Blanco
Positivo: pureza, inocencia, orden, bondad.
Negativo: soledad, vacío. En culturas asiáticas y africanas, el color blanco simboliza la muerte.
Cuando Perséfone apenas tenía diez años, los servicios sociales se presentaron de forma imprevista en casa en la víspera de Navidad. Al parecer, tenían razones para retirar la custodia de los niños: habían comprobado que la situación económica de la familia no era buena, y algunas voces del barrio y del colegio dibujaban un ambiente de abandono bajo las paredes de aquella oscura y vieja casa.
Cuando una pareja decide adoptar, a menudo la sociedad mira a los padres adoptivos con ojos de compasión, como si tan sólo fueran un par de pobres desgraciados que, en su frustración por no poder tener hijos naturales, deciden acoger a unos hijos que jamás les amarán ni reconocerán como si fuesen sus verdaderos padres. Otras veces, se les ve más como una especie de héroes, de mártires, que en un arrebato de idealismo deciden salvar del desamparo a unos niños inocentes.

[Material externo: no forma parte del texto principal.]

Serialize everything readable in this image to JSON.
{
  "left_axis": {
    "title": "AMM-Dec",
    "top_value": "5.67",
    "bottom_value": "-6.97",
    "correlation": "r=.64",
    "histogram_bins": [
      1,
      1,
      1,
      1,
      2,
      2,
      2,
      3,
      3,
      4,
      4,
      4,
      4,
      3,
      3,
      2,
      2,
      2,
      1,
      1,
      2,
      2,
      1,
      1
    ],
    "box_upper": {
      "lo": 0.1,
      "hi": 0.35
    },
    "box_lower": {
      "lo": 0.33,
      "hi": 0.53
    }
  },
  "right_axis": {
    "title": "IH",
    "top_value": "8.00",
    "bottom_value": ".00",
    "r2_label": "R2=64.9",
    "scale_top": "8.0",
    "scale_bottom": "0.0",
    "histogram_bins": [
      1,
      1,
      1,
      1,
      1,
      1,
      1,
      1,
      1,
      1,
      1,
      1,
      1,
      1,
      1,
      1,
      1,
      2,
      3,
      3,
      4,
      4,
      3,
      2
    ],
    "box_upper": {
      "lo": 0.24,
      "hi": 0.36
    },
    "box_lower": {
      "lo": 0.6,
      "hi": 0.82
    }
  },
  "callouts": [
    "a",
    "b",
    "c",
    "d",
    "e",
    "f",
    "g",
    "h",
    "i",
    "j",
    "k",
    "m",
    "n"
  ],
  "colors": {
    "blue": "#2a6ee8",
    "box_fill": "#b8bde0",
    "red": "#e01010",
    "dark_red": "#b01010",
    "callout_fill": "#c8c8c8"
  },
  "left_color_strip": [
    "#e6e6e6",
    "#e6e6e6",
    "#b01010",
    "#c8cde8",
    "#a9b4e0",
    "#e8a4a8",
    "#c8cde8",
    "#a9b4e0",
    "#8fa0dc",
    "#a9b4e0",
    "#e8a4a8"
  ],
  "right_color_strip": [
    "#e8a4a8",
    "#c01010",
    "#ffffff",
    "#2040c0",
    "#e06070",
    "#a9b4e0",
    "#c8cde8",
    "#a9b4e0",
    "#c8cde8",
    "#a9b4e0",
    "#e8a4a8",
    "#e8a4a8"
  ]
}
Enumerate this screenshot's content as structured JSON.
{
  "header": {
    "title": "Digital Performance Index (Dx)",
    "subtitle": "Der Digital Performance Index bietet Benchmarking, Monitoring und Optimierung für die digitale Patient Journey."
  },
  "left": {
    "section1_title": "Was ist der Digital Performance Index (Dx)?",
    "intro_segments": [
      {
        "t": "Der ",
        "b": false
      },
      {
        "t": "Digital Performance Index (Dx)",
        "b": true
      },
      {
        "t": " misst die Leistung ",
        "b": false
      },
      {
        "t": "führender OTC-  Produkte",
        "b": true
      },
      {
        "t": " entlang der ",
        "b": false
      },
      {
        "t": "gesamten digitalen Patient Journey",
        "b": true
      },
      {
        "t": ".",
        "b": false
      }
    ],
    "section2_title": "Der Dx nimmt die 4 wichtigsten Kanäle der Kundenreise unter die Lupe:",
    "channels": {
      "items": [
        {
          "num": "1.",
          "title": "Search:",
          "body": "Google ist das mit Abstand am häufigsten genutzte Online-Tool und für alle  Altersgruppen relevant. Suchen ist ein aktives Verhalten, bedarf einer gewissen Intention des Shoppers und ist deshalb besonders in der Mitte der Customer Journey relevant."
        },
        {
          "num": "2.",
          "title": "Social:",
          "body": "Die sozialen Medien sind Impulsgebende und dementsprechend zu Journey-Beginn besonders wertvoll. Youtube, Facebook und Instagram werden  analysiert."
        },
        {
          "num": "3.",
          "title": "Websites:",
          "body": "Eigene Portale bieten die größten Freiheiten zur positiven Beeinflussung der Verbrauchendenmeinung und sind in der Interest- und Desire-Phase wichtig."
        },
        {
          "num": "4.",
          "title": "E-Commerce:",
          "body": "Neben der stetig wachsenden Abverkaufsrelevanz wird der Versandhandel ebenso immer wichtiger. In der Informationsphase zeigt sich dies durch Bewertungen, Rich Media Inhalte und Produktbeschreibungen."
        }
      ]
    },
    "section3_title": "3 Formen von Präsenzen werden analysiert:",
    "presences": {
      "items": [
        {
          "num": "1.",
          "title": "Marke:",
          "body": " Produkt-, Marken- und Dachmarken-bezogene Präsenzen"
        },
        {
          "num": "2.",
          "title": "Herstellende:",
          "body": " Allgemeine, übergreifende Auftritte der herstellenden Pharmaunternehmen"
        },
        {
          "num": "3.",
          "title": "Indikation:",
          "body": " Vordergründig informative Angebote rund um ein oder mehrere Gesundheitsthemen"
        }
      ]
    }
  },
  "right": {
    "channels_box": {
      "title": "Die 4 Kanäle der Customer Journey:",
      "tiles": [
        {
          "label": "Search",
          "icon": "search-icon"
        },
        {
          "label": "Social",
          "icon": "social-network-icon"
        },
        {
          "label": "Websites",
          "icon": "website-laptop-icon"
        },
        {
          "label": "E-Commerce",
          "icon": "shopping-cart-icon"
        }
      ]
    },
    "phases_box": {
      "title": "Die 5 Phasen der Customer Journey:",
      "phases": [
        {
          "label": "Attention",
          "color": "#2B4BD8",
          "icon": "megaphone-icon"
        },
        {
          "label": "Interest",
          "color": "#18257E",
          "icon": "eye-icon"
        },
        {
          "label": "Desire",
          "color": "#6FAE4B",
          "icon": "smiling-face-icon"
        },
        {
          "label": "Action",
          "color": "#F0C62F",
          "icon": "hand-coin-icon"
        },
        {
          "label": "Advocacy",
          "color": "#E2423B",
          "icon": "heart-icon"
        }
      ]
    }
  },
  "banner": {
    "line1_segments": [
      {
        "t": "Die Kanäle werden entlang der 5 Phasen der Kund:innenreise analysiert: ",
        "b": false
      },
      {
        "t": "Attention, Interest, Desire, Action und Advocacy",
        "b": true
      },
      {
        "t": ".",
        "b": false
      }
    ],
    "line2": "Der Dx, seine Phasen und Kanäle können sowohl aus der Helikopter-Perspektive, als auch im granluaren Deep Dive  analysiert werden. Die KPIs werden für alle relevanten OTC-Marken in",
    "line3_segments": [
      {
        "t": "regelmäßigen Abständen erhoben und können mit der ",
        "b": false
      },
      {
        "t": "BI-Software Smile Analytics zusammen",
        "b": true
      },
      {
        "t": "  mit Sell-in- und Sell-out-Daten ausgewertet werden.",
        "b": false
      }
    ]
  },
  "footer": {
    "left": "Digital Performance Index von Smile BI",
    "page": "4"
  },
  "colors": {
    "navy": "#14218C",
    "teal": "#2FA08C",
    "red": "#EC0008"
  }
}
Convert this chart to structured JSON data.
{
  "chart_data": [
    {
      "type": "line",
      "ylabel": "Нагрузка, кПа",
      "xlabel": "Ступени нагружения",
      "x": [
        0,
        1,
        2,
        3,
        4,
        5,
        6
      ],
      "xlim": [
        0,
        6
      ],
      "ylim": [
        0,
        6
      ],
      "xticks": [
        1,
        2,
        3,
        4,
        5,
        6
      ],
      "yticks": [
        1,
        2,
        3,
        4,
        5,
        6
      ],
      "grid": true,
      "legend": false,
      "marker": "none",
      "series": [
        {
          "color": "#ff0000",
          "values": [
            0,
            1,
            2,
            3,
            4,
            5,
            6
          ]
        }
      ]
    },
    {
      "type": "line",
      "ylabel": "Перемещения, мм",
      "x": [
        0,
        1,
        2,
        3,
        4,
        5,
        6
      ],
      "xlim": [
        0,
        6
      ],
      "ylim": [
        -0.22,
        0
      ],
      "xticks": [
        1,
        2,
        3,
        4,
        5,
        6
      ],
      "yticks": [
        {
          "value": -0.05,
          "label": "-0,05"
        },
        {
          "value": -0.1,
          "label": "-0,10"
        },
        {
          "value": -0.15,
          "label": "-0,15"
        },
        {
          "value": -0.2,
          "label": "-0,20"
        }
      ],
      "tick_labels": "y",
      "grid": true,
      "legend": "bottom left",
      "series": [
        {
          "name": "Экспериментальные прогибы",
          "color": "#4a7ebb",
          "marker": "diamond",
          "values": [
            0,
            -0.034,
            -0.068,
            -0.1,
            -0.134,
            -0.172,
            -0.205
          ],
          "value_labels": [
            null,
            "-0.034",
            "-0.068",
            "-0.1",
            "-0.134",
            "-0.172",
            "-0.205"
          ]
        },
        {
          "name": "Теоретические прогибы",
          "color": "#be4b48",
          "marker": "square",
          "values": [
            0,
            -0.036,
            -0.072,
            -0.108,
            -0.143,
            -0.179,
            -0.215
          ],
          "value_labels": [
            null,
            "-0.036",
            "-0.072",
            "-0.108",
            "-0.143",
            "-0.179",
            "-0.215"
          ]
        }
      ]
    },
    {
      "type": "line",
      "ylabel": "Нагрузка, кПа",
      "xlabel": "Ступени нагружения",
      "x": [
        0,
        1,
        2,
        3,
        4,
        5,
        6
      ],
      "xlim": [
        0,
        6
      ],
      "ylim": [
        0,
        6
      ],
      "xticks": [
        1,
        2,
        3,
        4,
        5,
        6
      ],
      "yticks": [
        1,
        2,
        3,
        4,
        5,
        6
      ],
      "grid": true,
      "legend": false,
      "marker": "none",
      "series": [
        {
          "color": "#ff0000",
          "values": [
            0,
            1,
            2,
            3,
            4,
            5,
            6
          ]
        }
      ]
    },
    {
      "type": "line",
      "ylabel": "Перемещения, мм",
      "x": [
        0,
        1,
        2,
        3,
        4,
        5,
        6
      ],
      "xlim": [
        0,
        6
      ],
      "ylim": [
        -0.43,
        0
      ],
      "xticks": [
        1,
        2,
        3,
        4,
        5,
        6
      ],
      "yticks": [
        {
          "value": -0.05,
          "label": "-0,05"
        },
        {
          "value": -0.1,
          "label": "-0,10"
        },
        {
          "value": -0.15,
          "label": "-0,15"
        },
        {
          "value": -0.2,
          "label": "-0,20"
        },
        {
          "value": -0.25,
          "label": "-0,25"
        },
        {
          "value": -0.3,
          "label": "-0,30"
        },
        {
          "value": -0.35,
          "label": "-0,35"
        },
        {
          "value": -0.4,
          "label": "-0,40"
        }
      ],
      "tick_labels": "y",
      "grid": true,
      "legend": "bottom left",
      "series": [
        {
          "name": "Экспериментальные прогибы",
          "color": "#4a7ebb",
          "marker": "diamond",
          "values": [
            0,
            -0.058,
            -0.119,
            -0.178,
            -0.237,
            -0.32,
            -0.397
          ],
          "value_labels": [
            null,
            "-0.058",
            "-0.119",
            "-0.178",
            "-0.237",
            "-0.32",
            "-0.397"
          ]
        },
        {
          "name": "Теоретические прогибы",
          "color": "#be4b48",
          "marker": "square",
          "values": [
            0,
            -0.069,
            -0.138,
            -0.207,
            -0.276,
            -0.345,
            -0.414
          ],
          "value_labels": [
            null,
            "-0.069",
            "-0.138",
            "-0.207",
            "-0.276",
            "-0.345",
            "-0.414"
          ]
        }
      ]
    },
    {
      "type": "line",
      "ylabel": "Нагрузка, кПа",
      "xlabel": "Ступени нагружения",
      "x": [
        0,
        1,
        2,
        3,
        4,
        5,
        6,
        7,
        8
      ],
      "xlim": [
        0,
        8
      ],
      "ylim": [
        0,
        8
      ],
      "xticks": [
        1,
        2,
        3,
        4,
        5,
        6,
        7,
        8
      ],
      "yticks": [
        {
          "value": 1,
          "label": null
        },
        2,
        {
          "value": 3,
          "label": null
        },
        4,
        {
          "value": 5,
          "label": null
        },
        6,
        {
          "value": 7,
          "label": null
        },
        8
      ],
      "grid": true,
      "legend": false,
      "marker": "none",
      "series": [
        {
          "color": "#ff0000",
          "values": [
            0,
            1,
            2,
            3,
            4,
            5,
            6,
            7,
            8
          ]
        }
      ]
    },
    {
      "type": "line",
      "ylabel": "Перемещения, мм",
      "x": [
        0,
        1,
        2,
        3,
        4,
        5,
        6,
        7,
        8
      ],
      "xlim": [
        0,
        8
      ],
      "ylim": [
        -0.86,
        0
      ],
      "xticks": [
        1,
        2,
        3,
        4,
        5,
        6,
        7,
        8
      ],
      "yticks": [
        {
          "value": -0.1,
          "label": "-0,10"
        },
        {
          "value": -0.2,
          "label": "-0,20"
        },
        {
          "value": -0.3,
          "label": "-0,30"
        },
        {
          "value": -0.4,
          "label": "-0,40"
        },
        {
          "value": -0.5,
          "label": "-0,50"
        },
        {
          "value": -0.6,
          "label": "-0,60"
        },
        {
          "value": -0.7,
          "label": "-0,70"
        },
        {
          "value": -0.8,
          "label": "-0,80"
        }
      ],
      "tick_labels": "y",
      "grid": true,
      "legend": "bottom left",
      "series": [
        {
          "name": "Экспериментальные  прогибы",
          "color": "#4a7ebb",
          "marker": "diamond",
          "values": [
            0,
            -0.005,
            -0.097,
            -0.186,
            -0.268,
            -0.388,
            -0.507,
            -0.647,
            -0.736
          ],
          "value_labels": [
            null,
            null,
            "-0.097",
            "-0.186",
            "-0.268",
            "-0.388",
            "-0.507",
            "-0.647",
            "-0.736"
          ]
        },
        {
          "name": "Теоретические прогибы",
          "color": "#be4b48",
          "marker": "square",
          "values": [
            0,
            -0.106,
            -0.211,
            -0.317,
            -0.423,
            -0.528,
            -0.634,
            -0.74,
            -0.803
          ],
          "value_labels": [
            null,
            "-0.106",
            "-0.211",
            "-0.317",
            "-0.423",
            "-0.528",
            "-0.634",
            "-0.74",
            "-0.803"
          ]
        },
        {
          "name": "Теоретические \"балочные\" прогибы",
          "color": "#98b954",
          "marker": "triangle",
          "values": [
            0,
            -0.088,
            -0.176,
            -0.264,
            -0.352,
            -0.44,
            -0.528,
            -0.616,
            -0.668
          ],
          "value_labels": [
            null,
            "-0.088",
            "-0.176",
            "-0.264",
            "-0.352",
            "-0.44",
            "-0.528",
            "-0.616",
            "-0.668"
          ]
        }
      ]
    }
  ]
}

Los Abuelos no encajaban demasiado bien en ninguna de las dos categorías. Ciertamente, ellos no podían tener hijos de forma natural, pero no fue la frustración ni la pura caridad lo que les había llevado a acoger aquellos niños en su casa. Era un sentimiento más atávico, una generosidad casi ancestral, como la que tienen ciertos animales al alimentar a crías huérfanas que no son suyas.
Desde siempre, ellos habían explicado a los niños que ellos no eran sus padres biológicos, e incluso encontraban algo antinatural obligarlos a llamarles “papá” y “mamá”, debido a su relativamente avanzada edad. Por ello siempre fueron los Abuelos.
Primero llegaron Alfonso y Perséfone, con tan sólo tres años. Más tarde se uniría Lena, una niña nacida en Rusia, y el último en llegar sería Jaime, el más pequeño de todos. Aunque tenían un estilo de vida austero y una forma de educar quizá algo estricta y anticuada para la época, los Abuelos querían con locura a los niños, y lo cierto es que la vida cotidiana en casa distaba mucho de la descrita por los rumores de los vecinos.
La asistente social pidió a la Abuela una serie de documentos, y ella se los entregó sin mediar palabra. La funcionaria pasó un buen rato revisando aquellas hojas, buscando alguna prueba que le permitiera quitarles a los niños. Quizá fuera porque no encontró absolutamente nada que les incriminara, aunque Perséfone prefiere pensar que fue por la mirada de determinación y desafío que la Abuela dedicó a la asistente, pero al final ésta se marchó de la casa casi con vergüenza y los servicios sociales nunca volvieron a llamar a la puerta.
Perséfone guardaba un recuerdo muy especial de la Abuela. Era una mujer grande, generosa, con el pelo largo y gris. A diferencia del Abuelo, de carácter más parco y reservado, la Abuela hablaba mucho, le gustaba bromear, y cuando Perséfone se sentía triste o desanimada, la Abuela siempre estaba ahí con sus enérgicas palabras y su inquebrantable sonrisa.
Por ello, resulta inexplicable que, tiempo después, cuando Perséfone tenía quince años, fuera precisamente la propia Abuela quien pusiera fin a su propia vida, ingiriendo un veneno letal. Tan sólo dejó una escueta y confusa nota de despedida, en la cual decía – con una horrible y distorsionada caligrafía que distaba demasiado de su bella y ordenada letra – que quería mucho a su familia, pero que para ella no tenía sentido alguno seguir viviendo.
Nadie supo nunca qué batalla estaba librando La Abuela consigo misma: unos dicen que que arrastraba una larga y profunda depresión, y otros que su mente estaba completamente destrozada ante la adicción a los fármacos que sufría. Fuera el motivo que fuera, lo cierto es que aquella oscuridad que terminó por consumirla había permanecido completamente invisible a los suyos, oculta bajo las canciones de la radio que ella misma tarareaba cada mañana mientras preparaba la comida.